Non volevano aspettare e sono scappati. Sono approdati dalle mie parti e vivevano in una casa molto precaria, a Napoli direbbero “sgarrupata”. Spesso mi sono chiesta come riuscivano a vivere così disagevolmente e vi assicuro che disagevole non rende a sufficienza l’idea. Due stanze, una al piano terra e l’altra sopra, il “bagno “ fuori e per lavarsi usavano le catinelle e molto altro che potete immaginare..
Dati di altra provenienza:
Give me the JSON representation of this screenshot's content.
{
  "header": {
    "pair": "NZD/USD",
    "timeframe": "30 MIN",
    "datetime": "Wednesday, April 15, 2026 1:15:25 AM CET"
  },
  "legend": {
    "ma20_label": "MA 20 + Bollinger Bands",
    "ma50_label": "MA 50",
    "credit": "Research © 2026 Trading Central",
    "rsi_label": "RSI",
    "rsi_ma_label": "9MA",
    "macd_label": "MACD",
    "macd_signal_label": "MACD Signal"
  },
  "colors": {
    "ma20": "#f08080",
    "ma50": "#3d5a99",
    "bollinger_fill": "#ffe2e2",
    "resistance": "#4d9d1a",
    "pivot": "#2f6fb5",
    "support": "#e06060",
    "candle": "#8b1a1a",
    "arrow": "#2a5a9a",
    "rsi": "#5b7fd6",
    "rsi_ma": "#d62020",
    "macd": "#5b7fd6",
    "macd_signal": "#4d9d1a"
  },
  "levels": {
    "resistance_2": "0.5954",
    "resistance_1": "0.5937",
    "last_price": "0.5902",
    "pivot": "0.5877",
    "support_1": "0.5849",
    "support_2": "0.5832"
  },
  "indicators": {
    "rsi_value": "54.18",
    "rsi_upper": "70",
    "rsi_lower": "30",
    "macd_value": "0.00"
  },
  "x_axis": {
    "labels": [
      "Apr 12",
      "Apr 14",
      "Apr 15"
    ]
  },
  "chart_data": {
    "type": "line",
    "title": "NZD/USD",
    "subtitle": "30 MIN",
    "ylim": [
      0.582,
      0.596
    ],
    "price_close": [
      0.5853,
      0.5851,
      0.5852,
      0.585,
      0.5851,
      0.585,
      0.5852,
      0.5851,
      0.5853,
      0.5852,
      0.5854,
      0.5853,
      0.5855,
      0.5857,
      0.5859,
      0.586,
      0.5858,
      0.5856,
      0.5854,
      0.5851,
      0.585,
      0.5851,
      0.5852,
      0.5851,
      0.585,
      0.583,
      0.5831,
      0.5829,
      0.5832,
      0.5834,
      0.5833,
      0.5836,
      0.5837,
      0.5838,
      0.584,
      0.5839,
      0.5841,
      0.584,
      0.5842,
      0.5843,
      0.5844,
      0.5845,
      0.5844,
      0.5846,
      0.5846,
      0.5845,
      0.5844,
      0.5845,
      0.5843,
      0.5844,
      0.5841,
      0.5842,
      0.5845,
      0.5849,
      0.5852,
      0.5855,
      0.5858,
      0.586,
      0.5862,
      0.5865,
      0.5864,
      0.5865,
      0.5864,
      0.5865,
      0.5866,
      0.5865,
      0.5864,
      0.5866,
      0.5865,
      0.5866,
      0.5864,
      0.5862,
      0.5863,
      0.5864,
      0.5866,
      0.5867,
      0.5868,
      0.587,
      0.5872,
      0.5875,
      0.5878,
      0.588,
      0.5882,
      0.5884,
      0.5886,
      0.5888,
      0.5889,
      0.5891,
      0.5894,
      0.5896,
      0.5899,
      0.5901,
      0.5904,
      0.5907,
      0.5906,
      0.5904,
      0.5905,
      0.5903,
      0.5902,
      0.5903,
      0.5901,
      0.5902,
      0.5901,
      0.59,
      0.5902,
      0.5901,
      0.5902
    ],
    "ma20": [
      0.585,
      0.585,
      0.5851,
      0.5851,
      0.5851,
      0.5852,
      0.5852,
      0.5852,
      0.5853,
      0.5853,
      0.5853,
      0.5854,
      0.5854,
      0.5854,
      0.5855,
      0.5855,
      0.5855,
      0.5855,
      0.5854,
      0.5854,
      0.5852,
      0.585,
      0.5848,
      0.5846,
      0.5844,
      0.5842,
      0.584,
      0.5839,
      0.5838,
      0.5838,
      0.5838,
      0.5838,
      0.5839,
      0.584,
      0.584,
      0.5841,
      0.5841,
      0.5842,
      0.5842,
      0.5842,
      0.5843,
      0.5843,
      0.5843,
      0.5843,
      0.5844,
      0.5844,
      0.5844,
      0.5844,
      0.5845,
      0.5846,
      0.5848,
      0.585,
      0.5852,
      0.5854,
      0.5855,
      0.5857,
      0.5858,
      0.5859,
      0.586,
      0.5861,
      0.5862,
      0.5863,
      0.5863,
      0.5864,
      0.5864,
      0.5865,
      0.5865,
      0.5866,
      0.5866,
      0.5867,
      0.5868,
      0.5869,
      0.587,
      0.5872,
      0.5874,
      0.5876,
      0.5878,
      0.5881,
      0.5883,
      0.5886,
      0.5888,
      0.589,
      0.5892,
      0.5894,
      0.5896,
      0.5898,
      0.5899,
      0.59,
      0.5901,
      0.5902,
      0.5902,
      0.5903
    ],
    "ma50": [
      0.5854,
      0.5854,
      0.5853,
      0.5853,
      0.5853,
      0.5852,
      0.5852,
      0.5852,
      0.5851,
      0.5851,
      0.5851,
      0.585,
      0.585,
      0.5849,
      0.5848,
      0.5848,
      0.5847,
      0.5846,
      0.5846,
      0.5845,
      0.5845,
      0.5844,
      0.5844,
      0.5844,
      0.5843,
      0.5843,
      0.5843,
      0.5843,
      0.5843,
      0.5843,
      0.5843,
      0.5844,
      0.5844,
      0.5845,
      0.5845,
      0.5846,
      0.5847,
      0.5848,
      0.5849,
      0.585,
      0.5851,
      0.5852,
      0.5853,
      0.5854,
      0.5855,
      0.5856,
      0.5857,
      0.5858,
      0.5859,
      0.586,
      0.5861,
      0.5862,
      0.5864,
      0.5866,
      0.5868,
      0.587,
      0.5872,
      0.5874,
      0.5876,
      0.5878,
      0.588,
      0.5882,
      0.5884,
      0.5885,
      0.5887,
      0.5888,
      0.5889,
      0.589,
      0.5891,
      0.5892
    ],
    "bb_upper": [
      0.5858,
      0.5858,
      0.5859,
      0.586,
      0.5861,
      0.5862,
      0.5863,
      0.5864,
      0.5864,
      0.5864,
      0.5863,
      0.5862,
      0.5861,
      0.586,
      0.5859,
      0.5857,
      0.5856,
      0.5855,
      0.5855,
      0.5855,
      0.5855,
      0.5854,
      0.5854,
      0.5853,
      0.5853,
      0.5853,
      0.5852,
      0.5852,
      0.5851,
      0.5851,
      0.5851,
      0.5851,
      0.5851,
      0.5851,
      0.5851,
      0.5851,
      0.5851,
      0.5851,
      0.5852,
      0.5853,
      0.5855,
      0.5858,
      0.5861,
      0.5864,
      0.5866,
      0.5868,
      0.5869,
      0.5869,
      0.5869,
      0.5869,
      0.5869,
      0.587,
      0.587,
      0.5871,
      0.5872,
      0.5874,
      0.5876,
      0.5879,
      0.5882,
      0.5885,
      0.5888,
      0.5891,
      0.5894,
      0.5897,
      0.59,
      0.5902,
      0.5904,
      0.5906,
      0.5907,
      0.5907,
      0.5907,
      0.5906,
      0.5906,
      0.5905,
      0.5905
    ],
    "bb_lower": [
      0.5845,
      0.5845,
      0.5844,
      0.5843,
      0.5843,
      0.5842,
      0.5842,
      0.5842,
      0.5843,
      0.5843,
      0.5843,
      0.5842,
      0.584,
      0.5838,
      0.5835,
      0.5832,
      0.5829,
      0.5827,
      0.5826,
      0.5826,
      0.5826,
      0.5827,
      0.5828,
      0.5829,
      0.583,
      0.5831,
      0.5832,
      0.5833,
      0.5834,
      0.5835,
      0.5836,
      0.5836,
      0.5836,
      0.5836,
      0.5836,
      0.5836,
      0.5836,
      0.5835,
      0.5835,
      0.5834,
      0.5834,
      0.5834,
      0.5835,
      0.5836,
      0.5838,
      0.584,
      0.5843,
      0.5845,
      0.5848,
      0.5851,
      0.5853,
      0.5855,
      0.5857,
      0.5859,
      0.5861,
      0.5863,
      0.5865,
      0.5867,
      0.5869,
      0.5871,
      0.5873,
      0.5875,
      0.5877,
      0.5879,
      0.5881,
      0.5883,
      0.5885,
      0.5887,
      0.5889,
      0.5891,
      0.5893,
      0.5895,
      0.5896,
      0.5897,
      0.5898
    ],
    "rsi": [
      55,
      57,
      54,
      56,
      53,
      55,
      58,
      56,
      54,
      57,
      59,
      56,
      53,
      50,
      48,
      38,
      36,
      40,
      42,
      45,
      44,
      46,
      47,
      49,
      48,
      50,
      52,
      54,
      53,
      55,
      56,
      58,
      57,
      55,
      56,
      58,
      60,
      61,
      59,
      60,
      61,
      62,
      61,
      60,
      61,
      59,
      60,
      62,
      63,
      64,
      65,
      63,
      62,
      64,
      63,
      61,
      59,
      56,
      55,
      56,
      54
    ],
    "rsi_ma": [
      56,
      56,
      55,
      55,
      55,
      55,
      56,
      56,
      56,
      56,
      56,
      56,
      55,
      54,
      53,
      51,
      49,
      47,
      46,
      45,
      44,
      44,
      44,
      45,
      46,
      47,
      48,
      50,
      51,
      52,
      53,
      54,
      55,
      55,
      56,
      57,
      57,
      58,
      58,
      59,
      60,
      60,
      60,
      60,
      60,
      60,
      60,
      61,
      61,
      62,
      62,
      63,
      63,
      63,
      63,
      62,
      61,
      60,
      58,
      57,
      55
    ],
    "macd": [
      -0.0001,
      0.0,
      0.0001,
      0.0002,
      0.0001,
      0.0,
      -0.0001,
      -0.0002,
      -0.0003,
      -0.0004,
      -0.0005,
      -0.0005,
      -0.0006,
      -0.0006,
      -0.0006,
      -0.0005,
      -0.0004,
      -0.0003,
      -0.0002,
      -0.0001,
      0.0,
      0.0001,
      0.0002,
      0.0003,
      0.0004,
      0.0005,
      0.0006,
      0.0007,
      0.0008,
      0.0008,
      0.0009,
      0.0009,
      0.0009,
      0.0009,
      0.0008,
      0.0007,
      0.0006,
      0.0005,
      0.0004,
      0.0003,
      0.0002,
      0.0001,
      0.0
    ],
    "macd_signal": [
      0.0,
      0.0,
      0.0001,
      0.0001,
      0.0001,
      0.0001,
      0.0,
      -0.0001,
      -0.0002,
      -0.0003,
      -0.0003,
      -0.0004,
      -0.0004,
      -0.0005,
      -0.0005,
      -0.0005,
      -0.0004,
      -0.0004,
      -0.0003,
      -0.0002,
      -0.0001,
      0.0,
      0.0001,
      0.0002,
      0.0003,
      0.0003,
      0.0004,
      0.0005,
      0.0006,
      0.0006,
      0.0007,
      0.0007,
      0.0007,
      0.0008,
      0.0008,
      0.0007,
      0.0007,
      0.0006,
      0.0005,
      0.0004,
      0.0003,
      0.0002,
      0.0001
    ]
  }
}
Normale quindi chiedersi come e perché simili scelte. Mentre io mi stupivo, lei con lui viveva serena.
Non avevano bisogno di mobili lussuosi, né di vacanze ricche e non dovevano riempirsi le giornate sforzandosi, c’è era sempre qualcosa da fare senza annoiarsi. Il vuoto loro non lo conoscevano
Sono passati molti anni da allora, era mia amica, adesso è di più, il nostro legame si è fortificato. Lei è rimasta con lo stesso animo, segnata dalle fatiche, è diventata una gran mamma, lavora ancora molto e oltre alla naturale stanchezza fisica non manifesta mai scontento.
Non l’ho mai sentita dire, “Quasi, quasi mi faccio una Vuitton…” non ne sente il bisogno, tutto ciò che le serve, l’ha già: un uomo che la ama, una colonna al suo fianco, che mai è mancato.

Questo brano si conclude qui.